In 2022, for the first time in history, global investment in clean energy caught up to investment in fossil fuels. How much investment? US$1.1-trillion — in one year. To remain a prosperous country while also meeting its climate change commitments, Canada needs to attract a larger slice of that pie, which will only grow in the decades ahead. How are we going to do that?
We won’t get there with a sudden and unexpected moratorium, like the one Alberta just announced. Halting renewable energy development there risks leaving more than $25-billion in private investment dollars – just for Alberta – on the table. That is a significant step backward.
What we need, now more than ever, is incentives and regulations together — the push and pull of effective energy policy — to ensure Canada gets its share of the trillion-dollar global investment in clean energy. The push of incentives supports clean energy project economics. The regulatory pull creates market demand for those projects. Working in tandem, the two attract private sector investment.
We don’t have to look far to find an example of effective public leadership. The U.S. government has created effective incentives for scaling up clean energy. The country is already reaping the benefits, triggering a surge in domestic manufacturing. As Nobel Prize-winning economist Paul Krugman wrote in The New York Timesin June, “there’s no real question about the causes of the surge. It’s being driven by … [the] Inflation Reduction Act, whose actual core is subsidies for green energy.”
There’s a lot packed into the IRA: modernizing the electricity grid, building a nationwide network of electric vehicle chargers, strengthening the battery supply chain, expanding public transit and passenger rail, investing in new clean energy and emissions reduction technologies, and more. The lesson for Canada — a country with enormous untapped potential in clean energy — couldn’t be clearer. The investments that a clean grid attracts also deliver economic growth benefits.
Canada is making progress on this front, offering several clean energy funding opportunities. Natural Resources Canada’s Smart Renewables and Electrification Pathways program made more than $1.5-billion available for smart renewable energy and electrical grid modernization projects. The Canada Infrastructure Bank provides financing for zero-emission vehicle charging and energy efficiency retrofits. And there is the 30 per cent tax credit for solar, wind and energy storage projects deployed through March, 2034.
Incentives, however, are only one side of the coin. Canada can advance further in attracting investment capital by creating predictable demand for clean energy through establishing clear, meaningful and well-designed rules. The clean electricity regulations that the federal government is currently designing can provide the certainty that investors and renewable energy buyers need to continue investing in Canada.

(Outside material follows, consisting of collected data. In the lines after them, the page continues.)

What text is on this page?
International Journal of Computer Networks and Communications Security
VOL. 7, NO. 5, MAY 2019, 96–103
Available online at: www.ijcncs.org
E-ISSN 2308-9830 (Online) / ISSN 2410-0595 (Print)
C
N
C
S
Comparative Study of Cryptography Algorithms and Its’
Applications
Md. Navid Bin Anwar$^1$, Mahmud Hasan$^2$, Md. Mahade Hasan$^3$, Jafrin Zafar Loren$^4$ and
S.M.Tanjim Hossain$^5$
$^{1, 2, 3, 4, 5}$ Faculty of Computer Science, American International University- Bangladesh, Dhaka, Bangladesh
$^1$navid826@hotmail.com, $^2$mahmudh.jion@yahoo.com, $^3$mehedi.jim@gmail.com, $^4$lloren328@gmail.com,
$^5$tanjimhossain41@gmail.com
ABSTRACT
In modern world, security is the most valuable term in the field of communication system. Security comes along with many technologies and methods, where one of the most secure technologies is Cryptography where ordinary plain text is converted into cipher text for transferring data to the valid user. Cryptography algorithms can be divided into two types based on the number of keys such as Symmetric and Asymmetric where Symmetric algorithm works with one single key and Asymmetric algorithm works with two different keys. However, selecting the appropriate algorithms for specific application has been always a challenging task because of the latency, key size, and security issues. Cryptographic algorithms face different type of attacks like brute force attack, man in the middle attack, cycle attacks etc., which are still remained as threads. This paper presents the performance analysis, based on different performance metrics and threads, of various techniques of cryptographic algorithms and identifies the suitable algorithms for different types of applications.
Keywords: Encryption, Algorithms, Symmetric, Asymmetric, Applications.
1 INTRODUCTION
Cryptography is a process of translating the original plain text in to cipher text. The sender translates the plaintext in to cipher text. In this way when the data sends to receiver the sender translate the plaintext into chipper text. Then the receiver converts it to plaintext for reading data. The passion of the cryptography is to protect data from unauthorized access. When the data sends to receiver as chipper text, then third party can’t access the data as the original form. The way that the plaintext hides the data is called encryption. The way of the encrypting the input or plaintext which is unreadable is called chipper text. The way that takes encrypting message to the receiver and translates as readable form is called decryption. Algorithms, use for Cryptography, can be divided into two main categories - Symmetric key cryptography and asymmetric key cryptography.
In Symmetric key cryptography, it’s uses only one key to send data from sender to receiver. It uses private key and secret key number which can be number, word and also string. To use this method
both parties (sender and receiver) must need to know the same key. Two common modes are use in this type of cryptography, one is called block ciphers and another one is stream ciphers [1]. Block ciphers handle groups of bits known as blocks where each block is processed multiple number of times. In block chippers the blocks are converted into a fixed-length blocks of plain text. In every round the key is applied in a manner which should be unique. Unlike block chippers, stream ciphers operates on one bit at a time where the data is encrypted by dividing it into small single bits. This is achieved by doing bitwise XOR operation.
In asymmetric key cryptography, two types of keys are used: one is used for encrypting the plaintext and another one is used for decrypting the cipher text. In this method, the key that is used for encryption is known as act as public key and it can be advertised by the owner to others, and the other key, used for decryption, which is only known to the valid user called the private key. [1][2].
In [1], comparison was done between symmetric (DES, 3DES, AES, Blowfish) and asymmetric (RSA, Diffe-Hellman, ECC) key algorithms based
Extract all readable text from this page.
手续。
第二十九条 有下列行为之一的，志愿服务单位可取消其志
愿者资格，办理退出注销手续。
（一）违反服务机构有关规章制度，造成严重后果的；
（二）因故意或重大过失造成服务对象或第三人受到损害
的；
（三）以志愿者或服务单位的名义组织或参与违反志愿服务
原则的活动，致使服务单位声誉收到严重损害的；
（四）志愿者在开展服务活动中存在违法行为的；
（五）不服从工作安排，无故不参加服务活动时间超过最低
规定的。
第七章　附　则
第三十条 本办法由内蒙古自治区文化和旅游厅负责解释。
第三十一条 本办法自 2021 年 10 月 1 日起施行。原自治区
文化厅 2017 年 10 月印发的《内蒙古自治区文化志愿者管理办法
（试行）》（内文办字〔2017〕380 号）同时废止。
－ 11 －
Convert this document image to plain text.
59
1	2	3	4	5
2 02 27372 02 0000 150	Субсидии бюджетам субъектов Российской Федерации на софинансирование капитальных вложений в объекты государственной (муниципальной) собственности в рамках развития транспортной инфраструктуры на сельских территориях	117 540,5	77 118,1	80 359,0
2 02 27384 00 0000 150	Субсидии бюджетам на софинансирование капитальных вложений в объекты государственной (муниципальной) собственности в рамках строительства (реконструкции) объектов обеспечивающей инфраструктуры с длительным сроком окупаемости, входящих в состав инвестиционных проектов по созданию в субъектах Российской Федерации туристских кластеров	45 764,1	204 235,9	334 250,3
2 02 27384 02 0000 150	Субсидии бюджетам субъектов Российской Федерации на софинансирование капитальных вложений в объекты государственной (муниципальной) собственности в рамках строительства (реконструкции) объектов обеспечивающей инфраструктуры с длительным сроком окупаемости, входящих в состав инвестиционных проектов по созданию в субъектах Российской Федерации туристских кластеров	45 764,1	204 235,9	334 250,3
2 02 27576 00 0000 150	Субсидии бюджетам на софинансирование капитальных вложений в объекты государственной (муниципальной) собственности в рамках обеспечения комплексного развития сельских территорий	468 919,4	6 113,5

With this regulatory pull, Canada can maximize the private investment that is leveraged by the public funding Ottawa is now providing. We cannot outspend the largest economy in the world, but with a regulation-backed investment environment, Canada can gain a competitive advantage as a host for new clean energy.
Ottawa’s new clean electricity regulations must ensure that any electricity emissions in 2035 and beyond are addressed with credible, verifiable, additional and permanent carbon offsets, in order to achieve a truly net-zero grid by 2035. They must set out interim targets to foster investor certainty.
The overall framework must also be credible to everyone, including investors, ordinary Canadians, Indigenous urban and remote communities, companies with environment, social and governance goals, civil society leaders and the international community. To that end, regulations should provide a pathway for all jurisdictions in Canada to become net zero in ways that support their unique needs.
The early signs are promising that Canada can — and will — lead the way, but only if all provinces embrace sensible rules and incentives to promote the growth of renewables, which are currently the cheapest form of electricity available.
Prior to announcing a moratorium on clean energy development earlier this month, Alberta had a growing profile as the renewables capital of Canada, and it’s easy to see why. As the Calgary Herald reports, Microsoft Corp. signed on to purchase 543 gigawatt hours of energy a year from an Alberta wind power project last year. Meanwhile, Alberta’s Vulcan County is the site of Canada’s largest solar development, the Travers Solar project, which will provide 375 megawatts of electricity to Amazon.com Inc.
Experts expect billions of dollars more in similar clean energy deals over the coming years.
The size of the economic prize is impossible to pass up. The key to our future prosperity is to act concertedly with a suite of strategies to maximize Canada’s appeal as a clean energy investment locale. By implementing policies hand in hand with one another, to push and pull the clean energy investment vehicle, Canada can gain the advantage in securing these economic benefits.